Cold Almond-Sesame Zoodle Bowl
My husband and I were gifted a spiralizer for our wedding a few years ago, and I still think it’s one of the greatest things ever! Who doesn’t like turning their food into crazy shapes? This dish is super fun to make, and it’s one of my go to meals when I want something quick and easy. It’s also a great option if you are into meal planning and want to make enough to put into Tupperware for some meals to come.
The basics of this recipe are super simple. You are going to spiralize zucchini, cucumber, and carrots, and these will be your “noodles”. Don’t have a spiralizer? That’s ok! You can use a shredder and shred the carrots, and then I would thinly slice the zucchini and cucumbers. It will definitely be more time consuming this way, but it’s totally doable, and worth the flavors in the end!
(Pro tip: Raw zucchini is very watery, so press it with a paper towel before throwing it into the bowl with all the other ingredients! )
Once you’ve prepped your noodles, you’re going to want to work on the sauce. The base is almond butter, which I make from scratch at home. There are plenty of options for almond butter out there, so if you don’t want to make your own, grab your favorite brand and use that! If you want to stick to an anti inflammatory diet, I would recommend trying a brand that has no added sugars and is just the raw nuts themselves. When I’m traveling, I usually try and find the brand MaraNatha. I prefer their raw almond butter that has no added ingredients!
Mix all the sauce ingredients together in a separate bowl, and set aside.
Last but not least, you have your protein. I use garbanzo beans, which are hearty and healthy, and add dimension to the dish. Feel free to experiment with other legumes for a different flavor profile, or try throwing in some baked tofu!
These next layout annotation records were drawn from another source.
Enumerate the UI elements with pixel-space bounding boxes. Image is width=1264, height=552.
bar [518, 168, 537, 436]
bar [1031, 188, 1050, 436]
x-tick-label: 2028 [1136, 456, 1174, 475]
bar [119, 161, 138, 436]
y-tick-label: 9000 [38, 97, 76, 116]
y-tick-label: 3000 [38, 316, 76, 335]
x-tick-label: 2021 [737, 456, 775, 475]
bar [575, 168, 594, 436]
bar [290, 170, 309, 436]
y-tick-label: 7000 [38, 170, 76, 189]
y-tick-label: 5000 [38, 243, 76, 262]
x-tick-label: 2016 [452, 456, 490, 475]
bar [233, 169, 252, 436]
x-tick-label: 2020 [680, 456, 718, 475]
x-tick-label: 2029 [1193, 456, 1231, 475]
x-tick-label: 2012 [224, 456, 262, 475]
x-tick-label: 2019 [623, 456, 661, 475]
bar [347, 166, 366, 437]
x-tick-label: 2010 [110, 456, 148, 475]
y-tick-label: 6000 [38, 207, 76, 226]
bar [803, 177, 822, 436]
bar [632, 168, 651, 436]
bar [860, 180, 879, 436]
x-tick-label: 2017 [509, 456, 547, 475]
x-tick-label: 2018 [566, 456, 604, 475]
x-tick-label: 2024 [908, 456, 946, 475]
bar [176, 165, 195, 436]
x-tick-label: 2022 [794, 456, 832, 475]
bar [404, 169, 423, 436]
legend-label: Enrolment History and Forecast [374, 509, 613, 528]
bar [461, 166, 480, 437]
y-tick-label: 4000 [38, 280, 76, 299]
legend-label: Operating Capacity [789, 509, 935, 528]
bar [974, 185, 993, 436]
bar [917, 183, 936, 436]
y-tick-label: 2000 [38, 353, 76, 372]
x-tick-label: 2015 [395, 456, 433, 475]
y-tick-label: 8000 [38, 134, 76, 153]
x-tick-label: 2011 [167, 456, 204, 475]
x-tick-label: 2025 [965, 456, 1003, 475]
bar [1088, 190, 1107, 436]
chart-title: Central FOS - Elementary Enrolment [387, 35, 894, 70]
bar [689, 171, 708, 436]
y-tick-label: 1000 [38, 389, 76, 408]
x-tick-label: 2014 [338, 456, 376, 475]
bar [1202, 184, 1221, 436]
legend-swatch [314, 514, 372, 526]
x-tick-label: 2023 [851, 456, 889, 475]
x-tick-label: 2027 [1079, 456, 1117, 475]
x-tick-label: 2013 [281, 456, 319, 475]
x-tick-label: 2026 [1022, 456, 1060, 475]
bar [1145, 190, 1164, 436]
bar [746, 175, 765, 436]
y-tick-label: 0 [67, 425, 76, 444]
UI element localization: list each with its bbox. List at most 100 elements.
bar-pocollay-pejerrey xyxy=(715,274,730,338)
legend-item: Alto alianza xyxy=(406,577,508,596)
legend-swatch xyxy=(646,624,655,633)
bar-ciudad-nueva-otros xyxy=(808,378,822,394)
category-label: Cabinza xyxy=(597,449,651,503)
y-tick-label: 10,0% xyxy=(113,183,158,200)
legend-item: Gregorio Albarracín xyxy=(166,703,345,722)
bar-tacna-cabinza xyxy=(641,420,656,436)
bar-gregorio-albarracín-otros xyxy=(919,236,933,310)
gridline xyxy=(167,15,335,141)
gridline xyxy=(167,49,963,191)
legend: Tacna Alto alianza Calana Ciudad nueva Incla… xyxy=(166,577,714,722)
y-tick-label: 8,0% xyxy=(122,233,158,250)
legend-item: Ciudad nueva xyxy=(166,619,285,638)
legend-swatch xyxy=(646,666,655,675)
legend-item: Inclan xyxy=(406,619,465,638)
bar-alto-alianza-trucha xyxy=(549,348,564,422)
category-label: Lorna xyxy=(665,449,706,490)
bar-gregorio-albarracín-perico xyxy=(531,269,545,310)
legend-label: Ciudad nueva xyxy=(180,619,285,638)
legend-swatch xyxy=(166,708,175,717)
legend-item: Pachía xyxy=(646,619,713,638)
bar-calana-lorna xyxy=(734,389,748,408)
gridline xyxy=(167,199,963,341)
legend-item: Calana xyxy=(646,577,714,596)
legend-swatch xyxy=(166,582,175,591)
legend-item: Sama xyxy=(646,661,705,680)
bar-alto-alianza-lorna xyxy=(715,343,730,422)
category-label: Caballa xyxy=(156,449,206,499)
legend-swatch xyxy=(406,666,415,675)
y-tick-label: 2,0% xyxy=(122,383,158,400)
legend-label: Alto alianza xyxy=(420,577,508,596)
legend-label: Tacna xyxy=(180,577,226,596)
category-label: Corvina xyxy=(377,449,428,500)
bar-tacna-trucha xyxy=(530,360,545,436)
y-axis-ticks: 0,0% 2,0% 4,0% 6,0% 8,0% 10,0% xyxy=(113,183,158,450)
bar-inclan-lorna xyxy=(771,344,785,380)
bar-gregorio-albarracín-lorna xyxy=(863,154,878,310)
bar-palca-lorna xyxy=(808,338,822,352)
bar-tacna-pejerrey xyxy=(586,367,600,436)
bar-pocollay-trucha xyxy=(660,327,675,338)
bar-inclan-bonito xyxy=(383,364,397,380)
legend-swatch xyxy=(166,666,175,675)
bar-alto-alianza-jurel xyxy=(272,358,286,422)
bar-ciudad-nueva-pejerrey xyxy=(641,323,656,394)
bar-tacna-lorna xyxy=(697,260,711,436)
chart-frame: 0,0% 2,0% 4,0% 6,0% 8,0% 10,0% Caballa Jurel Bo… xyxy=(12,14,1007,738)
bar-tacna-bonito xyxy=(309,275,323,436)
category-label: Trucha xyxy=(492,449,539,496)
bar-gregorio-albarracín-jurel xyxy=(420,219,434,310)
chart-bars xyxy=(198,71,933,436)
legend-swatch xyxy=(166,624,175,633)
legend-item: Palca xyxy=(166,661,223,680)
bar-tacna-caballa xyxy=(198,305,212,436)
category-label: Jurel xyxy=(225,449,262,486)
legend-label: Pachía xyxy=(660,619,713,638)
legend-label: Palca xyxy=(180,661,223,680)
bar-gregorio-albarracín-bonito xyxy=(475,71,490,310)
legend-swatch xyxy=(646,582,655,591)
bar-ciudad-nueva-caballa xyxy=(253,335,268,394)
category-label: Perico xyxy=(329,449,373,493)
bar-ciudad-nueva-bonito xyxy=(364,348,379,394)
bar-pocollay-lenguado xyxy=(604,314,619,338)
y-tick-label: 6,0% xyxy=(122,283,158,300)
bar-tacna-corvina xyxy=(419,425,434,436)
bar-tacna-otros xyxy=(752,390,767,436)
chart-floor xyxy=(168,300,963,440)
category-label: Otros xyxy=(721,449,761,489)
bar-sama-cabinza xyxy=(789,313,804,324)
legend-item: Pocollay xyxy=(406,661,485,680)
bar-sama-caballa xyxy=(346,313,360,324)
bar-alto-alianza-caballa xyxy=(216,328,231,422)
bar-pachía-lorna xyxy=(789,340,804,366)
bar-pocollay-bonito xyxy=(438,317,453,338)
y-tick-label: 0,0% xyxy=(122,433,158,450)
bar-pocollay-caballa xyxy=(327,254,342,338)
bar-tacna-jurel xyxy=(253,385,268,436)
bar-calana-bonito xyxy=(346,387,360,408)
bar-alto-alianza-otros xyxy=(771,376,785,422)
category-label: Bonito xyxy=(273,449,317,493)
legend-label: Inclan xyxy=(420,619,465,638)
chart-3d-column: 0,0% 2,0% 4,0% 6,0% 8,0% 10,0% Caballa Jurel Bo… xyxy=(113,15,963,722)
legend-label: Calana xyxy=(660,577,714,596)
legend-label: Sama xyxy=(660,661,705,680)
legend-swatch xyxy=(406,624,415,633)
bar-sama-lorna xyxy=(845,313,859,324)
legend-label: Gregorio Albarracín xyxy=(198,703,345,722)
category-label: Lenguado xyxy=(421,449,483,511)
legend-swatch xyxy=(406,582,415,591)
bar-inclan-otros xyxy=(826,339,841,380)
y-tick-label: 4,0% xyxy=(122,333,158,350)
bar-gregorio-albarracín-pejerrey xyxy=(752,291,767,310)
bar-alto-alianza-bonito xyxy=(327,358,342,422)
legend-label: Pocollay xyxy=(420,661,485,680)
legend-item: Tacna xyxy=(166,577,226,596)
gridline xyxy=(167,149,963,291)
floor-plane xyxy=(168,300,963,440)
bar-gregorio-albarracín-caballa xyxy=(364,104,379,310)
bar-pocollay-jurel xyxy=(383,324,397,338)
Finally, combine your portions onto you favorite plate, and drizzle the dressing on top.
You're all set, I hope you love it as much as I do!
Prep time: 15 mins
1 15 oz can garbanzo beans
1 medium carrot
green onion to garnish
1/4 cup almond butter
1 tbsp sesame oil
2 tbsp tamari sauce
3 tbsp apple cider vinegar
1 tbsp maple syrup
1 tsp ginger, grated
1 clove garlic, minced
1 tsp lime juice
red pepper flakes to taste, depending on how spicy you prefer your food!
1. Spiralize or shred your carrots, zucchini, and cucumber. Split the portions in 2, and set on your serving dishes.
2. For this dish, half a can of garbanzo beans will be your serving, so split the can in 2 and add to your serving dishes.
3. Mix all the ingredients for your sauce in a small bowl and combine. I use a garlic press to mince my garlic, and shred my ginger on the fine side of my grater. I tend to use around 1/2 a tsp of red pepper flakes, but feel free to use more or omit them all together, depending on how spicy you like things.
4. Once your sauce is combined, drizzle the dressing over your dish. I usually use 2 tbsp of sauce per serving, but again, you can use more or less depending on how bold a flavor your looking for!
5. Finally, slice a small amount of green onions to garnish the top of your dish, and you’re ready to eat!
(If you are making this meal to food prep for you lunches during the week, make sure you keep the sauce separate from the zoodles until you are ready to eat. I also recommend not prepping more than 3 days worth, as your zoodles will become less fresh after this amount of time.)